Here’s an example of entries that could be placed into the file:
Code:
-Xmx200M
-Xms100M
After this has been done, Tomcat would need to be restarted:
Code:
/scripts/restartsrv_tomcat
a. Disk space full and /usr moved
Tomcat will cease working when /usr/java is symlinked to /usr/local/jdk and /usr/local/jdk doesn't exist due to 100% disk space usage or /usr has been moved for that reason.

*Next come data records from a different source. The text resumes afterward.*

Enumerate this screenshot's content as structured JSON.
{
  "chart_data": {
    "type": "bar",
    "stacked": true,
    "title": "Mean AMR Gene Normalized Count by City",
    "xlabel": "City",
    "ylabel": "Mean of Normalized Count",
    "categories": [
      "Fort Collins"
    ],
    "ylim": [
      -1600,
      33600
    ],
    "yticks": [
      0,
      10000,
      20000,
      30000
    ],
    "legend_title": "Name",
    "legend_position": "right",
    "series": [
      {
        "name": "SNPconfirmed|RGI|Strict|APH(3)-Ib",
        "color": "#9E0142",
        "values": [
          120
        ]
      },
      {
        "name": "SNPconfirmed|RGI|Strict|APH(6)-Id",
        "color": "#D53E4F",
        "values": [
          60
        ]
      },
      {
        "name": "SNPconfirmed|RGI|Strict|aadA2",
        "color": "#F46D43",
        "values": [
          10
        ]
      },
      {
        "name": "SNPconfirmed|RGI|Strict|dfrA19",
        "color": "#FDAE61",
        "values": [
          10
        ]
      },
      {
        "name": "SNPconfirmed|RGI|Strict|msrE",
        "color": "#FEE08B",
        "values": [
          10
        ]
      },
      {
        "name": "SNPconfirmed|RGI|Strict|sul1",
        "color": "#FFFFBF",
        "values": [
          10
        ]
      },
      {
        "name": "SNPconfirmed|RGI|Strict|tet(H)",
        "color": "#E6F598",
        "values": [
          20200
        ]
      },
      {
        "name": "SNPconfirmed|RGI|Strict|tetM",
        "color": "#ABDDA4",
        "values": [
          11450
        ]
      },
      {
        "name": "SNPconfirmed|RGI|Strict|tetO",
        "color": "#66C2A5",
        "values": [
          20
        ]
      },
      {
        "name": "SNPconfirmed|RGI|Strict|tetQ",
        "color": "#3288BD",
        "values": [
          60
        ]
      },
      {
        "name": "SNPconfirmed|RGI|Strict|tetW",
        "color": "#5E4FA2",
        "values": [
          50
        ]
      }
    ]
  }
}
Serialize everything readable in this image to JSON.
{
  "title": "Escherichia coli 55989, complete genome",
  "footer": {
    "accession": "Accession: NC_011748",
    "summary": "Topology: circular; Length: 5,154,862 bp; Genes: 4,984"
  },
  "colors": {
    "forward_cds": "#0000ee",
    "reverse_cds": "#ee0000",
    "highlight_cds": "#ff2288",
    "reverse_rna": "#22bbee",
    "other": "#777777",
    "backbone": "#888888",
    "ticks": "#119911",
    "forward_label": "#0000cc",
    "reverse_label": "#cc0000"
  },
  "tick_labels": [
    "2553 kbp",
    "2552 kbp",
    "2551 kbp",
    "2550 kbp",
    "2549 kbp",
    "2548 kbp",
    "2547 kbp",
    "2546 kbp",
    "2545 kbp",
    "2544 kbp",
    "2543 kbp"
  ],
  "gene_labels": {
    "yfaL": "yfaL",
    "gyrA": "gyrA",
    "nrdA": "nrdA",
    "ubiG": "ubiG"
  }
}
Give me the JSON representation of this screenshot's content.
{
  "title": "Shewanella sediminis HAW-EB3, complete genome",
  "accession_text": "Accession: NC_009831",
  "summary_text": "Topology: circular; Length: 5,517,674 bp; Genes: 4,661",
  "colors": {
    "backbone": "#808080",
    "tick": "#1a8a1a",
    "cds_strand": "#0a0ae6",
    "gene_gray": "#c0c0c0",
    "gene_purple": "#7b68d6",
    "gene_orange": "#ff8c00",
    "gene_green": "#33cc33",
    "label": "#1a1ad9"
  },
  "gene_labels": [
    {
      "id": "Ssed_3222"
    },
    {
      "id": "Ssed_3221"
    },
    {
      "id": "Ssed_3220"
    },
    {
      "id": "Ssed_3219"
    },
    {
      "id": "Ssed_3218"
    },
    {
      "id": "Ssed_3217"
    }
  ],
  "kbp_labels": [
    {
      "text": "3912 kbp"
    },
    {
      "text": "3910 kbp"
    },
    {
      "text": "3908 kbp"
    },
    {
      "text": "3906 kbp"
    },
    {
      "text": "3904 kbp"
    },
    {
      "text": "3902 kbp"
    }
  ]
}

Here are the actual paths and file permissions for these files on a working machine:
Code:
[email protected] [/usr/local/jakarta/tomcat/conf]# ls -lah /usr/local/jdk
lrwxrwxrwx 1 root root 22 Jun 21 00:19 /usr/local/jdk -> /usr/local/jdk1.6.0_29/
[email protected] [/usr/local/jakarta/tomcat/conf]# ls -lah /usr/local/jre
lrwxrwxrwx 1 root root 18 Jun 21 00:20 /usr/local/jre -> /usr/local/jdk/jre/
[email protected] [/usr]# ls -lah java*
lrwxrwxrwx 1 root root 14 Jun 21 00:34 java -> /usr/local/jdk/
[email protected] [/usr/share]# ls -ld java
drwxr-xr-x 3 root root 4096 May 4 20:54 java/
[email protected] [/usr/share]# ls -ld /usr/local/jdk1.6.0_29/
drwxr-xr-x 10 root root 4096 Jun 21 00:19 /usr/local/jdk1.6.0_29//
[email protected] [/usr/share]# ls -ld /usr/local/jdk/jre
drwxr-xr-x 7 root root 4096 Jun 21 00:19 /usr/local/jdk/jre/
On public_html, this needs to be 755 for Tomcat to access JSP and servlet files. A reboot can cause pages to cease working when public_html is set to 750. You'll see an error like the following in the /usr/local/jakarta/tomcat/logs/catalina.err error log file:
12. Disabling Tomcatjava.lang.IllegalArgumentException: Document base /home/username/public_html does not exist or is not a readable directory
We have a touch file that disables the ability to start up tomcat:
Code:
/etc/tomcatdisable
Please note that this doesn't remove Tomcat. Currently, no script exists to remove it. When you uncheck it in EasyApache after it has been compiled onto the machine, the “Install Servlets” option still appears in WHM.